THE ongoing disruption to classes has put online learning in the spotlight, possibly raising interest in edtech as the sector explores opportunities in digitalisation.
Schools and educational centres such as tuition centres, music classes and swim schools had little choice but to go digital when physical lessons were stopped overnight during the movement control order (MCO). Not only did they have to adjust to online classes, they also saw an urgent need to digitise their workflow.
Correspondingly, AOne founder Darren Gouk (pic) saw a marked increase in demand and awareness for its brand and services.
“We got more inquiries and demo requests during the MCO as the awareness on digitising their educational centre management increased tremendously since they can’t work in the centres for some administrative work. Many of the SMEs are also tapping into the digital space and exploring online teaching, ” Gouk shares.
One of the main challenges faced by class providers is keeping track of fee payment by the students as most centre owners have always made do with manual processes.
“Just imagine if a tuition centre has 300 students joining 600 classes monthly. The manual tracking and follow-up would be too much of a hassle. So our solution can digitise the whole process and assist them seamlessly.”
Founded in 2015, AOne is an edtech solution that brings together a business-to-consumer (B2C) marketplace and business-to-business (B2B) backend management software for all kinds of enrichment lessons.
Its key product, AOneSchools, helps enrichment centres like tuition schools, kindergartens and enrichment academies manage their administrative workflow.
Meanwhile, its B2C marketplace connects students with nearby education providers.
Its solution was particularly useful during the MCO when education providers needed help to install cashless in-app payment, manage their operations via a cloud-based system and provide updates on their students’ progress.
But Gouk notes that transactions did not necessarily soared as most of their clients were cash-tight during this period.
Nonetheless, this is a stepping stone for a wider use of technology in the education sector, which bodes well for the company in the longer run.

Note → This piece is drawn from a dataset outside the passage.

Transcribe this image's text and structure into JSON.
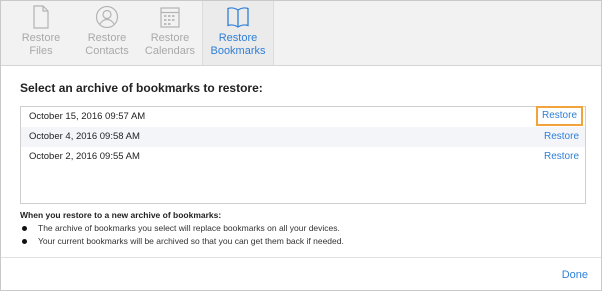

AOne recently secured RM2mil in seed funding from Wavemaker Partners, a South-East Asia early-stage venture capital firm. Earlier in April, the startup also received RM200,000 funding from ScaleUp Ventures Malaysia and a RM300,000 grant from Cradle Fund.
Gouk says the company’s subscription-based revenue model has helped it maintain profitability even before closing its recent funding round.
Currently, AOne serves over 800 enrichment centres and manages more than 100,000 learners and educators across Malaysia and Singapore.
Over the next year, Gouk plans to localise and enhance its offerings in these markets and in the longer run, drive expansion across the region.
Notably, this also opens the startup to regional competition from other players in bigger markets and with stronger backing.
“There are slightly more competitors for pre-school software in the region, but the enrichment class providers segment is still an untapped market.
“Childcare software was getting more popular and raising huge funding in 2018 in the US, but there is still a big market in South-East Asia. The education market here is not only about childcare centres, there are also tuition centres, enrichment classes, music schools and sports academies offering lessons that range from babies to adults.
“Most of them are managing their business operations manually, and there is a huge opportunity for us to grow, ” he says.
He envisions AOne to be a super-app in the education space, where it can be used for everyday educational needs such as managing workloads, marketing, enrollment, tracking schedules, communication, automatic payments, online teaching and other services.
Covid-19 has certainly boosted the edtech industry going by investor interest in China.
“Before this, it seemed impossible and there was a lot of resistance from parents and educators. But now, it has become a norm, and some parents prefer online teaching due to the convenience.
“Investor interest is definitely there and they are exploring the South-East Asia markets. The main barrier in this region is that it is a fragmented market in terms of languages, local culture and syllabus.
“Nevertheless, there are many areas that can be further developed in the future, like personalised learning, big data tracking and so on, ” says Gouk.